Get proactive about pay disclosure to win top talent
Adjusting to this new era of pay transparency will be a lot easier for companies that move quickly to get ahead of it.
There is growing pressure for employers to be both transparent and competitive with pay for every role in their organization. Several states, including New York and Colorado, already have pay range laws in place that require the disclosure of pay scales to current and prospective employees. This wave of pay disclosure will continue with California, Washington and Rhode Island implementing similar legislation in 2023. Many companies are already disclosing pay rate information, even in areas where they are not required to do so, as they are getting more questions from current and prospective employees.
Most companies are simply not ready for this kind of transparency, either because they’re not sure how to tackle it from an administrative perspective, lack the job architecture, or are afraid of employee reactions when pay is disclosed. Already there are complaints about companies posting outrageously wide salary bands to skirt the spirit of these laws. The potential for dangers exists if current employees feel slighted during tighter labor markets where posted salary ranges increase.
Companies must be thoughtful and deliberate about defining their culture and strategy around rewards and communicating it consistently both inside and outside the organization. The best protection in this is having a well-defined total rewards philosophy that is underpinned with a scalable job architecture, leaving no doubt how compensation is determined for each job level, and what is required for team members to move up in pay and title at the company.
For many companies, the process of job leveling can be burdensome, with the employee data to build it fragmented across multiple systems. The best way to tackle this is to bring together fragmented employee data, compare that information to real-time market data, and properly communicate pay ranges to current and prospective employees.

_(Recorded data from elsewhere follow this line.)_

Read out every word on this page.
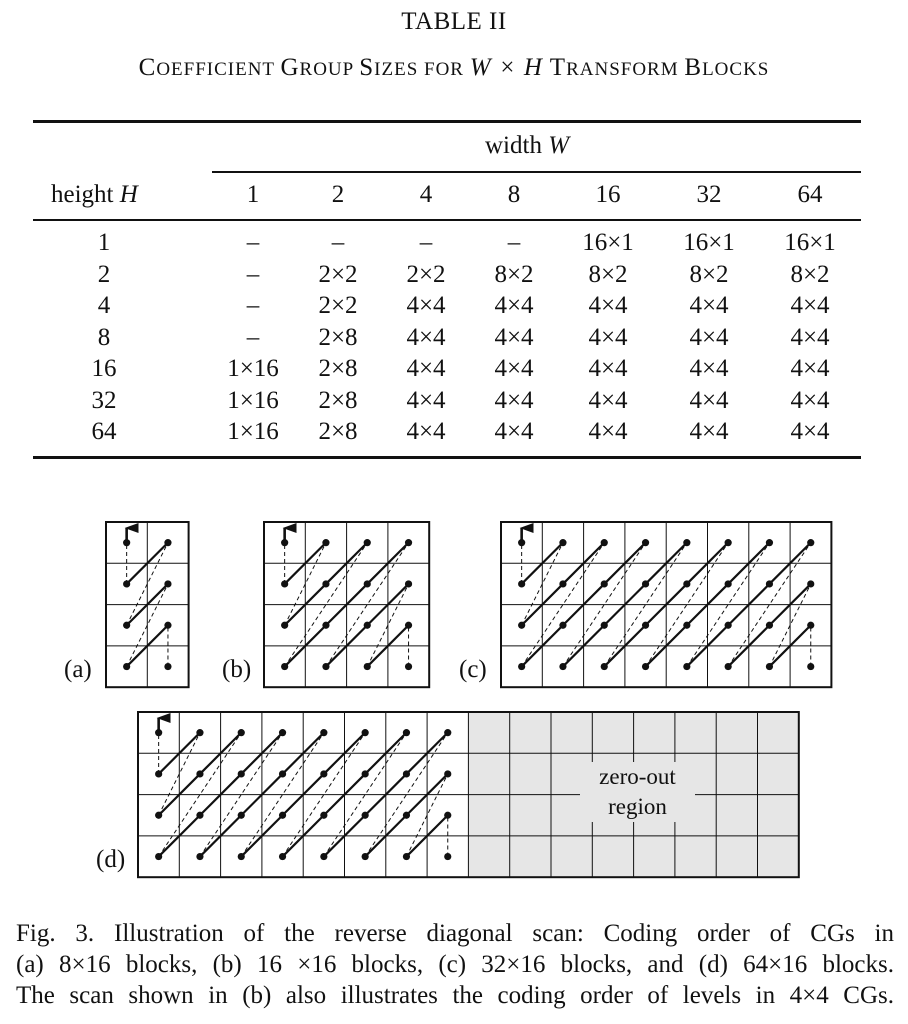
TABLE II
COEFFICIENT GROUP SIZES FOR W × H TRANSFORM BLOCKS
width W
height H	1	2	4	8	16	32	64
1	–	–	–	–	16×1	16×1	16×1
2	–	2×2	2×2	8×2	8×2	8×2	8×2
4	–	2×2	4×4	4×4	4×4	4×4	4×4
8	–	2×8	4×4	4×4	4×4	4×4	4×4
16	1×16	2×8	4×4	4×4	4×4	4×4	4×4
32	1×16	2×8	4×4	4×4	4×4	4×4	4×4
64	1×16	2×8	4×4	4×4	4×4	4×4	4×4
(a)	(b)	(c)
(d)
zero-out
region
Fig. 3. Illustration of the reverse diagonal scan: Coding order of CGs in
(a) 8×16 blocks, (b) 16 ×16 blocks, (c) 32×16 blocks, and (d) 64×16 blocks.
The scan shown in (b) also illustrates the coding order of levels in 4×4 CGs.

For companies that expanded rapidly in recent years, paying top salaries to woo talent, there will be much work to do to ensure that pay ranges are benchmarked, employees fall within disclosed pay ranges, and everyone knows what’s required to move into the next tier of compensation. Failure to reconcile differences in compensation will expose brands to risk, including pay discrimination suits.
From there, how businesses communicate pay ranges to prospective and existing employees will be critical. Publishing too wide a pay range in job postings or being too vague in the description of benefits could put companies out of compliance and turn away top talent. Candidates don’t want to sit through five interviews just to find out that the pay offered isn’t enough. Conversely, being too specific or narrow in disclosed pay ranges may set a bar for competitors to beat and make it harder to hire team members with varying levels of experience. These disclosures are also bound to affect existing team members as they discover what new hires earn.
Related: Wage transparency laws coming to a state or city near you
Adjusting to this new era of pay transparency will be a lot easier for companies that move quickly to get ahead of it, make sure they remain compliant with regulation, and adapt quickly as things change. Those that successfully adhere to employer obligations and communicate to workers what they want – fair, equitable, and competitive pay – will be the employers of choice in the years ahead.